WormBase-Caltech Weekly Calls August 2013
August 1, 2013
Quarterly Progress Reports
- Capturing curation stats from the Curation Status form
- What data types do we want to capture curation stats for that we are not currently?
- We have frequent database dumps that can be read for stats
- We can capture the stats table statically on a regular basis (daily)
- form at http://tazendra.caltech.edu/~postgres/cgi-bin/curation_status.cgi
- cronjob to get data from "Curation Statistics Page" button at
- deposits files every day at 5am to :
RNA-Seq and Tiling Array data
- Data in SPELL
- Wen found a lot more non modENCODE data sets
- May use SVM for expression cluster data
- Gene IDs can be found from original paper or data set
- Up-to-date mapping to genes is not currently done
AMIGO2 (Wormbase Ontology Browser)
- Raymond and Juancarlos have taken AMIGO2 infrastructure to make an ontology browser for integration into WormBase
- GO Term focus page demo
- Graph view shows path to root (DAG view)
- Inferred tree view shows:
- Ancestor terms, no annotation numbers
- Main term and children, with annotation numbers (inferred, term and descendant annotations)
- Annotation numbers link to list of genes
- Will not show "direct" annotations, only inferred
- Sibling term displays: list parents with option to expand to see siblings of the main term
- Separate expandable/collapsible tree of ontology ("Browse entire ontology")
- Widget can be coded to integrate the ontology browser
- Word frequency
- We chose papers from the Author First Pass (AFP) list with 'stress'
- About 40 papers in list, varied topics ('stress' is a broad term)
- Curation essentially now complete for most data types
- Expanding beyond AFP?
- Chris will draw up preliminary tree of topics and send around
- We can discuss, edit, and expand as a group
- We want to 1) Collect positive and negative training papers and 2) Manually generate a list of key words to use for training
- Todd proposes for paper pages on WormBase:
- Show a table of flagged data types for a paper?

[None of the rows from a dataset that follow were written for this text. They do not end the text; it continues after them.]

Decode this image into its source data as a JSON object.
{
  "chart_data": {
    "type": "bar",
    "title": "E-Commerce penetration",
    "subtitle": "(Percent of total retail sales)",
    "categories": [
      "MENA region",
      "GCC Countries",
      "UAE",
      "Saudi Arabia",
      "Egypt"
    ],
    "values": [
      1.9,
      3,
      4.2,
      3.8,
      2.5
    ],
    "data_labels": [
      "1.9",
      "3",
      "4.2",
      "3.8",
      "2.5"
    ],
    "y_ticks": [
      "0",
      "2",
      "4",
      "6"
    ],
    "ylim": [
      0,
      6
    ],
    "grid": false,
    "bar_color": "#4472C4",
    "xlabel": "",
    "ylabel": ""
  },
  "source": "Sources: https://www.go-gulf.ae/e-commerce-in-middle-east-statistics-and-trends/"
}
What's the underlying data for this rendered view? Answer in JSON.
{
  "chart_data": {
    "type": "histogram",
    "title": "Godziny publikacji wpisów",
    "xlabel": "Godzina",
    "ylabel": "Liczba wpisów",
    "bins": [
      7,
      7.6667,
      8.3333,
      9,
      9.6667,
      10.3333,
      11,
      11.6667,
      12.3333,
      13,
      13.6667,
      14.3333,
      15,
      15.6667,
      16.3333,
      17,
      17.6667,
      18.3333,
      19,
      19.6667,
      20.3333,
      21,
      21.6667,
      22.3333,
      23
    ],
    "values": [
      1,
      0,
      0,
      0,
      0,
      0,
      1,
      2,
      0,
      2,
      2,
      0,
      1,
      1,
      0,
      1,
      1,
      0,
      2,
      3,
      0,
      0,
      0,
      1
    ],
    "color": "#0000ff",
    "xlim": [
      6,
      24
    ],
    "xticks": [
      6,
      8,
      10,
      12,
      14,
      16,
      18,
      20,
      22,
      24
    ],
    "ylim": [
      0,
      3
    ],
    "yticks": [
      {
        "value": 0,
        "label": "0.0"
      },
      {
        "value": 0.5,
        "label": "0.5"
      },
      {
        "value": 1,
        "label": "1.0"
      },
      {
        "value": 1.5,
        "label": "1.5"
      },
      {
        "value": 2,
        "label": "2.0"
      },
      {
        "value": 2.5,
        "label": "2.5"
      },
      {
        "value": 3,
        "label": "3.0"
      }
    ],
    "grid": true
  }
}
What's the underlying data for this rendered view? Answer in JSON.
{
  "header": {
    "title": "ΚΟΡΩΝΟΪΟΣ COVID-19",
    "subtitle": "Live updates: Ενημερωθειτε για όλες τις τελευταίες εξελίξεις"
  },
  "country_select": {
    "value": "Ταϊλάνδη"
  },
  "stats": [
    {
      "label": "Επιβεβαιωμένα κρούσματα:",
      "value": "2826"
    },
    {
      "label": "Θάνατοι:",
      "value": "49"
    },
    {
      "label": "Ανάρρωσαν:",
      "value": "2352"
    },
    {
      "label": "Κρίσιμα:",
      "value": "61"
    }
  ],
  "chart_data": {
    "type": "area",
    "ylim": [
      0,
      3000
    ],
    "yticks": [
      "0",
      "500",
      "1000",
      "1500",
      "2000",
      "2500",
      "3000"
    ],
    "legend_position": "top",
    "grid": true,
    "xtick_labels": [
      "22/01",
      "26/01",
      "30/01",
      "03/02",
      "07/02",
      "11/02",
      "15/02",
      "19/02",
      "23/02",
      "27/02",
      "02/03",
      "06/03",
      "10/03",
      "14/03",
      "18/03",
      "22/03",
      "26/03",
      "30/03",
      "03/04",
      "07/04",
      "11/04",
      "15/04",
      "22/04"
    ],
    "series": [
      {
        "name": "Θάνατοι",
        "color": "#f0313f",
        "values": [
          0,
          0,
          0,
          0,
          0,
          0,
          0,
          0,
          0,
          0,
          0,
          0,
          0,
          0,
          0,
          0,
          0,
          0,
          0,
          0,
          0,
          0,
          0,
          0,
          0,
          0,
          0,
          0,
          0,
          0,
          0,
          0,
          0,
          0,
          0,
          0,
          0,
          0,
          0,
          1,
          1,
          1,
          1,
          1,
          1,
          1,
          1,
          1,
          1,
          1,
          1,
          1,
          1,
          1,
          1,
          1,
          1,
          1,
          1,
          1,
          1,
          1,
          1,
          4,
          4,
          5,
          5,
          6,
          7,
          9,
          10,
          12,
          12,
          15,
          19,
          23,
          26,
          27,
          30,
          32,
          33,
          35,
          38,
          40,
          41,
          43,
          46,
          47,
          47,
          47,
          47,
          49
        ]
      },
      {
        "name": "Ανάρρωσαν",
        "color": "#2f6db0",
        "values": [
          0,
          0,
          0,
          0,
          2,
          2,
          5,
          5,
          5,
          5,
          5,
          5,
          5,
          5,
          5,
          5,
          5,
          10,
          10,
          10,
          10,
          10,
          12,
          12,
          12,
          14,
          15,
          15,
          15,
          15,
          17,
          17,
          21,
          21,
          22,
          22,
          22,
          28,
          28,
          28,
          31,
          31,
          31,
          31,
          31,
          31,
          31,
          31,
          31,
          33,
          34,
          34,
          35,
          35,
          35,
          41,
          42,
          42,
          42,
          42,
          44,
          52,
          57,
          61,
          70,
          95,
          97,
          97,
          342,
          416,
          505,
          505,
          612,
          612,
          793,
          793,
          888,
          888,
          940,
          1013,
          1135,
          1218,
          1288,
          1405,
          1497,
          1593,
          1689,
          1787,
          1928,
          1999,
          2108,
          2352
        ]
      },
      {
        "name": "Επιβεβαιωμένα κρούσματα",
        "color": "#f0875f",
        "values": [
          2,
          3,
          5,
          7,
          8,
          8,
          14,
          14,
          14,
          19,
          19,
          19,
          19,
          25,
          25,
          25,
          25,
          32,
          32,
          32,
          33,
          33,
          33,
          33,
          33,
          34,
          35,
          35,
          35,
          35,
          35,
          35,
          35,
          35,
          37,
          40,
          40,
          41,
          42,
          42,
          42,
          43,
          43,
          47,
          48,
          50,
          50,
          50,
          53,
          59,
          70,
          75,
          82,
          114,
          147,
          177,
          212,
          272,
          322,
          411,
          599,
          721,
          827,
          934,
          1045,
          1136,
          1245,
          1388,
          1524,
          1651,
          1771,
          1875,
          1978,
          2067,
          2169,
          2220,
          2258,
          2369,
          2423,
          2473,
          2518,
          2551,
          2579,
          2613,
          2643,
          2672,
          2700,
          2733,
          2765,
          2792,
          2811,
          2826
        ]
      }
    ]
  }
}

- Give users a sense of where paper is in the curation pipeline
August 8, 2013
New Spica now has a closed (private) 'citace' account
- citpub account is accessible to everyone with password
- People can create their own spica accounts
- Personal accounts are encouraged so as to avoid saving changes to citpub database
Worm Ontology Browser
- Raymond has set up a server
- Browsing should be faster now
- Should be transferable to the Amazon cloud
- Raymond will establish a WormBase development environment
- Paper categorization
- Depth vs breadth of topics (number of papers?)
- 'Stress' has been a pilot topic, but is a very broad topic
- Will work on generating subcategories of 'Stress' on the Paper Categorization Wiki page
- Curators can analyze the Author First Pass list of 'Stress' papers as well as entire backlog/corpus
- Goals of 'covering' a topic?
- 'Complete' and vetted process page, Wikipathway
- Promote 'featured processes' on WormBase for a given release
- We should collect positive and negative papers (for a given topic) for SVM training
Curators should check CGIs
- Submission forms and other CGIs may have been altered (only in the publicly accessible "azurebrd" account, you can see it in the URL)
August 15, 2013
We have geneace and can get data for nightly dump from geneace from Michael P
Raymond, Kimberly, Paul S
Raymond working on development environment. Will host server at Caltech for now. Need to have single backend. Depends on >32GB of ram. Will try to make less memory dependent.
Kimberly tells us about the new GO Model, will send us link to wiki.
New relationships in LEGO are not fully defined yet. Need an ontology editor being developed in the direction we want. obo to owl is defined.
Xiaodong, Daniela, Raymond, Wen meeting to discuss expression pattern curation.
Bottom Up. Look at data, see how to fit with existing structure into database. Want a Top Down based on the types of data and relationships, wi ll help us find holes in data modeling.
Daniela, Paul S, Raymond, Gary S
Contacted the people responsible, but the person on vacation until yesterday.
Do they have functional genotype data we don't have? Everything should be in, the paper has been curated, it's about having the movie files.
Are their pages useful? Not sure, just checked if we can take their movie files. Should we link to their pages? Igor and maybe Raymond talked about setting up the links. We can change the movie model and link through there. There is a database tag in the RNAi model. We don't have the links for other data, so we'd have to look.
Hinxton not going to work on all Tiling array nor RNA seq. Wen will work on biology part of experimental objects, push Hinxton to map to genes. Will Hinxton take on migration to build. Focus on what we can do.